12.2 Logiware is not liable for any third-party solutions available from and/or integrated into the Application. Logiware cannot be held liable for the accuracy, completeness, quality and reliability of information, nor of results, obtained through these third-party solutions. Similarly, Logiware cannot be held liable for the third-party solutions’ availability, security or functionality, including for possible damage and/or loss caused by third-party solutions.

12.3 Regardless of the type of loss or the basis of liability, Logiware’s total liability shall be limited to an amount corresponding to the Customer’s payments for 12 months leading up to the actionable issue’s occurrence, although not exceeding DKK 10,000 in any case.
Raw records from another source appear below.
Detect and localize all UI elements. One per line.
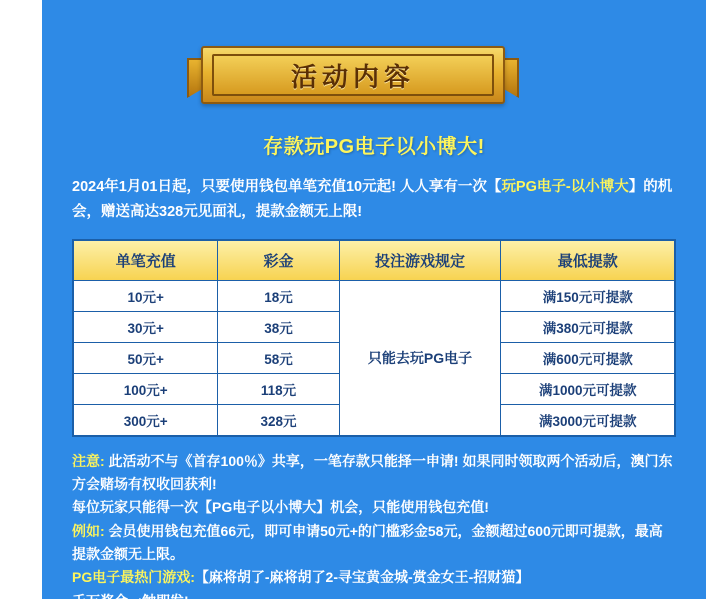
th-withdraw: 最低提款 bbox=[501, 240, 675, 281]
cell-deposit: 100元+ bbox=[73, 373, 218, 404]
note-label: 注意: bbox=[72, 452, 105, 469]
promo-content bbox=[42, 130, 706, 614]
cell-deposit: 10元+ bbox=[73, 280, 218, 311]
hot-games-line bbox=[72, 566, 676, 589]
promo-table-body bbox=[73, 280, 675, 436]
intro-part2: 】的机会，赠送高达328元见面礼，提款金额无上限! bbox=[72, 179, 673, 220]
cell-bonus: 38元 bbox=[218, 311, 339, 342]
cell-bonus: 18元 bbox=[218, 280, 339, 311]
note-line bbox=[72, 450, 676, 495]
cell-bonus: 328元 bbox=[218, 404, 339, 436]
banner-ribbon bbox=[201, 46, 505, 104]
table-row bbox=[73, 280, 675, 311]
cell-withdraw: 满1000元可提款 bbox=[501, 373, 675, 404]
cell-deposit: 50元+ bbox=[73, 342, 218, 373]
promo-table-head bbox=[73, 240, 675, 281]
headline: 存款玩PG电子以小博大! bbox=[263, 136, 485, 158]
note-text: 此活动不与《首存100％》共享，一笔存款只能择一申请! 如果同时领取两个活动后，澳门东方会赌场有权收回获利! bbox=[72, 452, 673, 492]
cell-withdraw: 满150元可提款 bbox=[501, 280, 675, 311]
th-rule: 投注游戏规定 bbox=[339, 240, 501, 281]
cell-deposit: 300元+ bbox=[73, 404, 218, 436]
notes-section bbox=[72, 450, 676, 613]
cell-withdraw: 满3000元可提款 bbox=[501, 404, 675, 436]
cell-bonus: 118元 bbox=[218, 373, 339, 404]
hot-games-text: 【麻将胡了-麻将胡了2-寻宝黄金城-赏金女王-招财猫】 bbox=[194, 569, 530, 586]
note-line-2: 每位玩家只能得一次【PG电子以小博大】机会，只能使用钱包充值! bbox=[72, 499, 489, 516]
intro-highlight: 玩PG电子-以小博大 bbox=[501, 179, 629, 195]
example-line bbox=[72, 520, 676, 565]
banner-title: 活动内容 bbox=[290, 61, 415, 92]
cell-bonus: 58元 bbox=[218, 342, 339, 373]
cell-withdraw: 满380元可提款 bbox=[501, 311, 675, 342]
cell-withdraw: 满600元可提款 bbox=[501, 342, 675, 373]
th-bonus: 彩金 bbox=[218, 240, 339, 281]
intro-part1: 2024年1月01日起，只要使用钱包单笔充值10元起! 人人享有一次【 bbox=[72, 179, 502, 195]
hot-games-label: PG电子最热门游戏: bbox=[72, 569, 195, 586]
banner bbox=[143, 0, 563, 104]
cell-rule: 只能去玩PG电子 bbox=[339, 280, 501, 436]
banner-ribbon-inner bbox=[212, 54, 494, 96]
table-header-row bbox=[73, 240, 675, 281]
promo-table bbox=[72, 239, 676, 437]
example-label: 例如: bbox=[72, 522, 105, 539]
footer-line: 千万奖金一触即发! bbox=[72, 592, 189, 609]
intro-paragraph bbox=[72, 175, 676, 225]
th-deposit: 单笔充值 bbox=[73, 240, 218, 281]
example-text: 会员使用钱包充值66元，即可申请50元+的门槛彩金58元，金额超过600元即可提款，最高提款金额无上限。 bbox=[72, 522, 663, 562]
cell-deposit: 30元+ bbox=[73, 311, 218, 342]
The Customer undertakes to indemnify Logiware for product liability damages, third-party damage and other claims by third parties as a result of the Customer’s use of the Application.

12.4 The Customer agrees to indemnify Logiware for any claim or loss arising from product liability, third-party loss or liability for third parties, to the extent that such a claim arises from the Customer’s use of the Application.

13. CONFIDENTIALITY AND DATA SECURITY

13.1 Regarding the processing of personal data used by the Customer as a data controller in the Application, the Data Processing Agreement’s provisions apply between Logiware and the Customer. Regarding Logiware’s processing of personal information, please refer to the Privacy Statement.

13.2 Logiware is subject to a duty of confidentiality regarding all information which Logiware may obtain about the Customer, and is not entitled to disclose such information to third parties unless such information is publicly available, or where Logiware has received the information from a third party which is not subject to the duty of confidentiality, or where Logiware is required to disclose such information by law or the instructions of a public authority or court.

13.3 To the extent the Customer uses information, usernames or passwords concerning third-party information or services in relation to Logiware, the Customer warrants that the disclosure of such information and Logiware’s processing of such information do not violate rights or agreements with the third party. The Customer shall indemnify Logiware for any loss in connection with this provision

14. CHANGES TO TERMS

14.1 Logiware is entitled to change these Terms in every respect. The currently applicable Terms will be available on Logiware’s website. Logiware intends to give reasonable notice (one month) in connection with any changes by posting information about such changes on the website. Use of the Application following a change to these Terms constitutes acceptance of the revised Terms. It is the Customer’s obligation to continuously stay updated regarding changes to the Terms.

15. DISPUTES

15.1 These Terms are governed by Danish law, and any dispute arising out of the subscription, including these Terms, must be brought before the City Court of Copenhagen.

16. VALIDITY

16.1 These Terms shall apply from 1 January 2019 and shall replace any previous terms.